Tremont Group Holdings, Inc., a Delaware corporation headquartered in Rye, New York, is a hedge fund group with a subsidiary that advised a feeder fund to Bernard Madoff's investment advisory firm in the Madoff investment scandal. This was the second-largest feeder fund to Madoff's firm due to the group having had a long professional relationship with him as Chairman of the NASD, the precursor to FINRA, and as the largest options market maker on the NASDAQ.The firm was one of the largest hedge fund consultants and advisors globally during the seminal 1990's period and pioneered a number of ground breaking products such as the CSFB Tremont Hedge Fund Index, specialized products and venues for hedge fund investment; structured products, insurance entities, new markets and jurisdictions including the first institutional fund of hedge funds in Korea and the foundation of The Bermuda Stock exchange. Prominent board members and shareholders included; Mario Gabelli of Gabelli Asset Management, Leon Cooperman of Omega Advisors and Arthur Samberg of Pequot Capital Management. Tremont was among the first investors and/or involved in the launch or restructuring of numerous legendary funds such as; S.A.C., Quantum and AQR.

==History==
Tremont Group was founded in 1985 by money manager Sandra Manzke, who was its chief executive officer from May 1994 to August 2000, and co-CEO until 2005. It owns Tremont Partners and Tremont Capital Management (formerly Tremont Advisers), a consultant, advisor and hedge fund of funds. Tremont Holdings also has offices in London, Toronto, and Hong Kong. Its subsidiaries are regulated by the U.S.'s Securities and Exchange Commission and National Association of Securities Dealers, the U.K.'s Financial Services Authority, the Ontario Securities Commission, and the Hong Kong Securities and Futures Commission.The firm previously partly owned Tremont International Insurance and Tremont Bermuda Ltd.

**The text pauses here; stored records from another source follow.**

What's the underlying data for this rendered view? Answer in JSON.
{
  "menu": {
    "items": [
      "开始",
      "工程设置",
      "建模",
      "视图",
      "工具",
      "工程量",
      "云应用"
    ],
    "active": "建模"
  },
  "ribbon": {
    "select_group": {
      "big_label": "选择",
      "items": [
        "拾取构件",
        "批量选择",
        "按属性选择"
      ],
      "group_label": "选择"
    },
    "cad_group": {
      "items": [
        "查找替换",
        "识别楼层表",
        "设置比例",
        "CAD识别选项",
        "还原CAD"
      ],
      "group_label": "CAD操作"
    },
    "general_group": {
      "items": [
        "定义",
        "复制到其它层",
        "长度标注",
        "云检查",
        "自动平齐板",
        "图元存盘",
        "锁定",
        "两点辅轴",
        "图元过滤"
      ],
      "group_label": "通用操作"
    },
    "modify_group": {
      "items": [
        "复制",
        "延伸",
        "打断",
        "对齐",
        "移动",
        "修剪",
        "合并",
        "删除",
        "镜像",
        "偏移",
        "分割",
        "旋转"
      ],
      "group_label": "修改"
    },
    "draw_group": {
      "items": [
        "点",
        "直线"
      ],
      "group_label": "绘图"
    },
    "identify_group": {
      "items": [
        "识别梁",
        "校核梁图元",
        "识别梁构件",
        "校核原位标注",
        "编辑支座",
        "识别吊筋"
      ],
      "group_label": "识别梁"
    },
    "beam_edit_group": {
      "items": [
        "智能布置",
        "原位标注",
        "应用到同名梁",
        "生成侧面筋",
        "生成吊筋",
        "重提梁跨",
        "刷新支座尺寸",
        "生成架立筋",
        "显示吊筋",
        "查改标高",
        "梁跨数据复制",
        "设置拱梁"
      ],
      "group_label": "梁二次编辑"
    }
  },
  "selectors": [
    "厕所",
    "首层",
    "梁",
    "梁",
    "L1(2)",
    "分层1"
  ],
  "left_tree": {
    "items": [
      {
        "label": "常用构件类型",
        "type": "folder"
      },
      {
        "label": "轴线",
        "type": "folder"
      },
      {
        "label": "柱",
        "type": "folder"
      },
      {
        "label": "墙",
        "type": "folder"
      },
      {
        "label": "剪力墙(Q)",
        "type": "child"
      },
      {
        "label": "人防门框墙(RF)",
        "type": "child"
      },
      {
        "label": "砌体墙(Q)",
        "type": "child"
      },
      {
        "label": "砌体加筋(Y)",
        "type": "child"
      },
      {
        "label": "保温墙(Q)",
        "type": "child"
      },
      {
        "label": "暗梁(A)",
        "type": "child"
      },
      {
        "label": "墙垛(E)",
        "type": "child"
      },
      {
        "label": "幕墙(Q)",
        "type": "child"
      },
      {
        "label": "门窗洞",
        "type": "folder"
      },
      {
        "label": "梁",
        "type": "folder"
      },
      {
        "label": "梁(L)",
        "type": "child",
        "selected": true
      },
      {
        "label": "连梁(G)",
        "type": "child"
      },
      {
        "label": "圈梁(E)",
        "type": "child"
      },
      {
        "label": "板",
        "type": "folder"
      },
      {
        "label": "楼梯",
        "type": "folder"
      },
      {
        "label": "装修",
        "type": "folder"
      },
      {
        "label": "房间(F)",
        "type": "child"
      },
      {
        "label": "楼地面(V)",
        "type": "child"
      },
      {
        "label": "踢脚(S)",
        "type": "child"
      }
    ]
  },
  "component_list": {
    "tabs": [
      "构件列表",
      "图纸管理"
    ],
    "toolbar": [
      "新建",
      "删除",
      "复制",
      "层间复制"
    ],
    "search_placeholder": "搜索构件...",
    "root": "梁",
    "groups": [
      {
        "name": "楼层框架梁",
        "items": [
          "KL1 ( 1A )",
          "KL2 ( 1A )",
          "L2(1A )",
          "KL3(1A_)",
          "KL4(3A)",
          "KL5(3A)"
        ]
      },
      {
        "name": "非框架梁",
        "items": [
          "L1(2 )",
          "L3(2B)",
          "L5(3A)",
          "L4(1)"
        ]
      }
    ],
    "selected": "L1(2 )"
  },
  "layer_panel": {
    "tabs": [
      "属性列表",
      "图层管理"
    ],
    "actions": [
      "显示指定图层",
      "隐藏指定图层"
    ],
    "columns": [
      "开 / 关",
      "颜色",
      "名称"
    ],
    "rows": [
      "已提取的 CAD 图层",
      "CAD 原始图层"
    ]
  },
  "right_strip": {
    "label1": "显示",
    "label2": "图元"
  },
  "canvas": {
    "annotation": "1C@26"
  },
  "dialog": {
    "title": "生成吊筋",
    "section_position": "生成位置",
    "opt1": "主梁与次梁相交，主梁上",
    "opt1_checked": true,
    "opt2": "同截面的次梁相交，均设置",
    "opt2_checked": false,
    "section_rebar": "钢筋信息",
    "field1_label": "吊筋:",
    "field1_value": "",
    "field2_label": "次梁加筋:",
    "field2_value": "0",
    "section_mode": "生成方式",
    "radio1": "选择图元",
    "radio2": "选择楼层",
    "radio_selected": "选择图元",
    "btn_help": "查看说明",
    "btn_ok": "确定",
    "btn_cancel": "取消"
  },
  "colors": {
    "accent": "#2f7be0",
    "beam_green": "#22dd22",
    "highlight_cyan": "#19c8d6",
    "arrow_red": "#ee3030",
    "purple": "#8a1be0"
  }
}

Tremont Group invested with Madoff starting in 1997 via its Rye Investment Management division, headquartered in Rye, New York. Tremont Group closed the Rye Investment Management division in January 2009.

Massachusetts Mutual Life Insurance Company's Oppenheimer Funds Inc. unit paid $140 million to purchase Tremont from Manzke in 2001. Manzke left Tremont in 2005.

In January 2006, Rupert A. Allan became President of Tremont Group. In June 2007, he was also named CEO of Tremont Group, replacing Schulman, who remained chairman of Tremont Group until his retirement in July 2008.

===Madoff scheme fallout===
The hedge fund lost $3.3 billion, representing more than half its assets, in the Madoff investment scandal.

When the scheme was uncovered in December 2008, Brad Alford, who runs Alpha Capital Management LLC, which helps clients choose hedge funds, said: It's mind-boggling that people like Tremont ... had been doing this for so long. It's the job of these funds of funds to be doing due diligence. That's why they get paid.

===Madoff scheme litigation===
In April 2010, Judge Thomas Griesa, of the U.S. District Court for the Southern District of New York dismissed a lawsuit by Tremont Group investors against Tremont's auditor, KPMG, which charged that KPMG had failed to discover the fraud in its audits of Tremont and was therefore liable to the investor. Judge Griesa held that KPMG could not be sued, because there was no intent to deceive. He wrote: "Merely alleging that the auditor had access to the information by which it could have discovered the fraud is not sufficient."

In December 2010, Irving Picard, the court-appointed trustee in the Madoff bankruptcy, sued Tremont for over $3 billion in customer money that Tremont lost by investing with Madoff. The lawsuit alleged that Tremont failed to perform independent, reasonable, and meaningful due diligence of Madoff. In July 2011, Tremont Group agreed to settle the lawsuit by paying a $1 billion cash settlement.